Complete sphenoethmoidectomy and computer-assisted surgery.

作者信息

Gunkel A R, Freysinger W, Thumfart W F, Pototschnig C

机构信息

ENT-Department, University of Innsbruck, Austria.

出版信息

Acta Otorhinolaryngol Belg. 1995;49(3):257-61.

PMID:7484144
Abstract

Many surgical procedures in the field of ENT take place in close proximity to vital structures like the orbit, the skull base, the internal carotid artery etc. In our clinic we have decided to study two different computer-assisted navigation systems to reduce the risk of trauma to these structures during endonasal endoscopic procedures. Such systems should be able to correlate the position of the surgical instrument, ideally in the submillimeter range, to CT- or MR-images. The ARTMA Virtual Patient finds the position of the instrument by permanently measuring magnetic fields. The ISG-system uses a mechanical arm to localize the probe in the patient. Using Computer-Assisted-Surgery (CAS) does not significantly extend the time needed for surgery. We found that it prevents the surgeon from inadvertently injuring structures. Other groups have shown (1) that CAS-systems minimize the risk of complications of surgical procedures in the frontobasis arising from mishaps in the usage of the endoscope or the surgical tool.
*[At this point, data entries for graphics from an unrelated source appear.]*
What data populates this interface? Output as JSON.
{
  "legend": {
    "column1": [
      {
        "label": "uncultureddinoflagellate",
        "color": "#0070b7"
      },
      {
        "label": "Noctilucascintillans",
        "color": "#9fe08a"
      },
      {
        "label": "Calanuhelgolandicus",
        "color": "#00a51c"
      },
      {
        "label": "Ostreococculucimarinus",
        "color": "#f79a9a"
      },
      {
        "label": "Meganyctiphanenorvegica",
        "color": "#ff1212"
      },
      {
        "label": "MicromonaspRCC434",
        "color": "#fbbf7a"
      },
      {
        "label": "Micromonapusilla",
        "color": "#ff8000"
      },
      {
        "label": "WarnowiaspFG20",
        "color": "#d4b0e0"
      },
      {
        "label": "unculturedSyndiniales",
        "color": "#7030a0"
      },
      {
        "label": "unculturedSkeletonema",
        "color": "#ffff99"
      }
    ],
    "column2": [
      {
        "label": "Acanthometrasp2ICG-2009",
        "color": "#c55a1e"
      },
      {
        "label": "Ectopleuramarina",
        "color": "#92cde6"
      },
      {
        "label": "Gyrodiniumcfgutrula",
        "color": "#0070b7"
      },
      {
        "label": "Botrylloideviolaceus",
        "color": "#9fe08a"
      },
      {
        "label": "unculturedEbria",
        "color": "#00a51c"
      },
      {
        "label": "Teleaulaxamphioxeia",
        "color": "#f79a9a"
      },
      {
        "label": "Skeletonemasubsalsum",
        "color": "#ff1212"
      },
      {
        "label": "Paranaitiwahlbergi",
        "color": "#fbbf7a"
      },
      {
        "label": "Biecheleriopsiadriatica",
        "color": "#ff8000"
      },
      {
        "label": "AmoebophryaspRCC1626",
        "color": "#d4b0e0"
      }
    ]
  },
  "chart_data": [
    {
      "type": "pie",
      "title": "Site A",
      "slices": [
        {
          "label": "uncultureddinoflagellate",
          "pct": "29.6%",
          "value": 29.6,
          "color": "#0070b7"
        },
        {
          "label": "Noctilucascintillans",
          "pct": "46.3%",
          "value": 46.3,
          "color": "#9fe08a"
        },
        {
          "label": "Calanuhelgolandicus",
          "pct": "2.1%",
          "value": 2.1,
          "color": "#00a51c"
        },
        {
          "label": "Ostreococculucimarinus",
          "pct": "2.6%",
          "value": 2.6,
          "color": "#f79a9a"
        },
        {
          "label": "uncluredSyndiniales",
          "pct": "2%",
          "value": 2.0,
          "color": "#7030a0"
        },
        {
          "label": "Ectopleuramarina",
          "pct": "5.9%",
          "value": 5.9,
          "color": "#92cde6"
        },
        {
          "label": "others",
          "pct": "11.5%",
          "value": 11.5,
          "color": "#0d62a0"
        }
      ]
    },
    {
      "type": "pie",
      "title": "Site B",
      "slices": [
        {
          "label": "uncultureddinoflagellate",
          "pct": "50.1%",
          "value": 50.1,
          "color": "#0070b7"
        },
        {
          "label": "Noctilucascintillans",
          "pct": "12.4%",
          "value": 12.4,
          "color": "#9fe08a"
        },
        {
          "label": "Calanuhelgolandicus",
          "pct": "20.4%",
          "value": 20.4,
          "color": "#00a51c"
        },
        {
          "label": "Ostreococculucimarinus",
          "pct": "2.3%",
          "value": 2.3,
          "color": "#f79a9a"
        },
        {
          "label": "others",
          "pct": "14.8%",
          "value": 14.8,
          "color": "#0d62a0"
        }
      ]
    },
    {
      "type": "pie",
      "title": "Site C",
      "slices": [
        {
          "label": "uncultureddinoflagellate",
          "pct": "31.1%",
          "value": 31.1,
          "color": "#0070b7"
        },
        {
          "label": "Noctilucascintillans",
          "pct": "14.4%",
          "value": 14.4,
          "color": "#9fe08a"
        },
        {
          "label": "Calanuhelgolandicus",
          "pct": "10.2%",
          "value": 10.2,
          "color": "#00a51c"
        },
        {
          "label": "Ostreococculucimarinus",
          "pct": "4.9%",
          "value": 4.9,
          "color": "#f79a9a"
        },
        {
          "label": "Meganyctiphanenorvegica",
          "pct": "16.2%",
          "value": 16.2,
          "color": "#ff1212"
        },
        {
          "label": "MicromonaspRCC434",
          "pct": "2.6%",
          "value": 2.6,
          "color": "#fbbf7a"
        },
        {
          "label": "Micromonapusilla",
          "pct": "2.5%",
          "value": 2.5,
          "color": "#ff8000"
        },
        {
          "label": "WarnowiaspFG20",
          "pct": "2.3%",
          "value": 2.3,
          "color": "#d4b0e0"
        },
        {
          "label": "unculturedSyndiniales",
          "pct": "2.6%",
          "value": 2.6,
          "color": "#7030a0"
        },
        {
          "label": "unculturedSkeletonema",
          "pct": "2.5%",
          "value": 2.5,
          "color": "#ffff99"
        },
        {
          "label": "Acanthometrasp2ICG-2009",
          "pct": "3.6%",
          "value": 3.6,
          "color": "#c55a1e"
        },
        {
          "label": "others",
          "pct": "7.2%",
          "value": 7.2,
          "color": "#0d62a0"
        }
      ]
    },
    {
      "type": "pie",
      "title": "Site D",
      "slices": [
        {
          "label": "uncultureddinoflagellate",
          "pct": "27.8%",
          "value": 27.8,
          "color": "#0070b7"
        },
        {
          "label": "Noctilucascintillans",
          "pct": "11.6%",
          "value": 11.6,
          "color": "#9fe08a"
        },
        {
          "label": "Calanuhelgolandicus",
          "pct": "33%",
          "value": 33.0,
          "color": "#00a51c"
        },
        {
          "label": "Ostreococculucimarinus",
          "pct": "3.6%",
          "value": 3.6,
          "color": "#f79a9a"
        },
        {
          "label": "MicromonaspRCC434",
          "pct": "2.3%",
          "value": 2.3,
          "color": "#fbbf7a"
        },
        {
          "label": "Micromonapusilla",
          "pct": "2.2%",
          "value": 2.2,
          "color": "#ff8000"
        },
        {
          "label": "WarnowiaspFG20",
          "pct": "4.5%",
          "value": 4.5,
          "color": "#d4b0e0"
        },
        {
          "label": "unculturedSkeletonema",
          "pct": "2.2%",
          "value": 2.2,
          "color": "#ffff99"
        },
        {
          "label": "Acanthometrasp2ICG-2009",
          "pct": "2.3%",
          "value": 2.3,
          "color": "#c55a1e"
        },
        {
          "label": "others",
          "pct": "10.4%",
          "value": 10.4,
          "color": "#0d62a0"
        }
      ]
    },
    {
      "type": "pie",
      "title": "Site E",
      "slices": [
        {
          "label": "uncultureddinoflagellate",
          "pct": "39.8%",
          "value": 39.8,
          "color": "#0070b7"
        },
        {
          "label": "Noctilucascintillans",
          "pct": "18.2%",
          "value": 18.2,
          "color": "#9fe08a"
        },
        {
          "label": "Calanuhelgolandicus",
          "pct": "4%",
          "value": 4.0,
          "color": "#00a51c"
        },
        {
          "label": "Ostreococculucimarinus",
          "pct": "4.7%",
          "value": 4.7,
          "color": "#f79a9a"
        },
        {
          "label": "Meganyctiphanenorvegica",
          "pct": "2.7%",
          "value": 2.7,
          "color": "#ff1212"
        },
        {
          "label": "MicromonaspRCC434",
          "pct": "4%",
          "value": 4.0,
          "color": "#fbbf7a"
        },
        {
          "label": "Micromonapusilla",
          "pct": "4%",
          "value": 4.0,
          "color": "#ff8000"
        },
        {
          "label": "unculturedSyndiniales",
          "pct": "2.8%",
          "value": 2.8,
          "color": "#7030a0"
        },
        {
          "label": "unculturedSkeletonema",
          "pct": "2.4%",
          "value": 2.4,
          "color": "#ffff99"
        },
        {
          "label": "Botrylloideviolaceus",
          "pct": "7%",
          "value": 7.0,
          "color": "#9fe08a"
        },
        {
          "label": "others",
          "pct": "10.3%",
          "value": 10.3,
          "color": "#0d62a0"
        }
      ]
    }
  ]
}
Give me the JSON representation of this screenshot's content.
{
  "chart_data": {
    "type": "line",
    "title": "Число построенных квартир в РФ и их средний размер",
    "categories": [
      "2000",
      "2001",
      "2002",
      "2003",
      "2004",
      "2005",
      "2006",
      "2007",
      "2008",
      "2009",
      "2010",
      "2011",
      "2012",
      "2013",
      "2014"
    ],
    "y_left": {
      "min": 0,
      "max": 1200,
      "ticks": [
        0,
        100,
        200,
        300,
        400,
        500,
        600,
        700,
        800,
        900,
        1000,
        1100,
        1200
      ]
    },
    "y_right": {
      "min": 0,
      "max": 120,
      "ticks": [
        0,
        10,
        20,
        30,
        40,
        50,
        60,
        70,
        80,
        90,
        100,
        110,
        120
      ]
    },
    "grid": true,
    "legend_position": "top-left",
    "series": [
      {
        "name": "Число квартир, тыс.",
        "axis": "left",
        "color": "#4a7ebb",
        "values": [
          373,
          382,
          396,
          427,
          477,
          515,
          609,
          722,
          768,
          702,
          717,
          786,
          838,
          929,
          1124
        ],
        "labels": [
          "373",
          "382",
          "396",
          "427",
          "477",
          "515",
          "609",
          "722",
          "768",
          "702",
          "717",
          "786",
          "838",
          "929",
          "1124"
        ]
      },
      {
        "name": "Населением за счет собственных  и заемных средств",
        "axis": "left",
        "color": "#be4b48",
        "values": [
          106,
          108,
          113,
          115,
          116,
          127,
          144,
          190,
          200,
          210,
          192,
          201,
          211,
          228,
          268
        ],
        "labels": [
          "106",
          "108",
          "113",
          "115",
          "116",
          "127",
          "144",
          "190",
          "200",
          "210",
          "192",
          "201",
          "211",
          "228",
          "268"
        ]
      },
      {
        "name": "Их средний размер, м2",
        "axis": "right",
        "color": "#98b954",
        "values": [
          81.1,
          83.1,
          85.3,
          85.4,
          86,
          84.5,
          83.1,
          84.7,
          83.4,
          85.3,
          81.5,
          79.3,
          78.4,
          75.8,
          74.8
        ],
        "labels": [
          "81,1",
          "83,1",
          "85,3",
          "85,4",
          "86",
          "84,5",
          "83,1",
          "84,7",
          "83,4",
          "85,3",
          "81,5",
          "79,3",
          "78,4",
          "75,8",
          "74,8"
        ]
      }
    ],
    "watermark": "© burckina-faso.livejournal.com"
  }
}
If properly used, CAS-systems can be a very helpful tool in the hand of an experienced surgeon but will never replace his expertise and knowledge.

摘要

耳鼻喉科领域的许多外科手术都在靠近重要结构的区域进行,如眼眶、颅底、颈内动脉等。在我们诊所,我们决定研究两种不同的计算机辅助导航系统,以降低鼻内镜手术期间对这些结构造成创伤的风险。此类系统应能够将手术器械的位置(理想情况下在亚毫米范围内)与CT或MR图像相关联。ARTMA虚拟患者系统通过持续测量磁场来确定器械的位置。ISG系统使用机械臂在患者体内定位探头。使用计算机辅助手术(CAS)并不会显著延长手术所需时间。我们发现它能防止外科医生无意中损伤结构。其他研究小组表明,(1)CAS系统可将因内镜或手术工具使用不当而导致的额底手术并发症风险降至最低。如果使用得当,CAS系统对于经验丰富的外科医生来说是一个非常有用的工具,但永远无法取代他的专业知识和技能。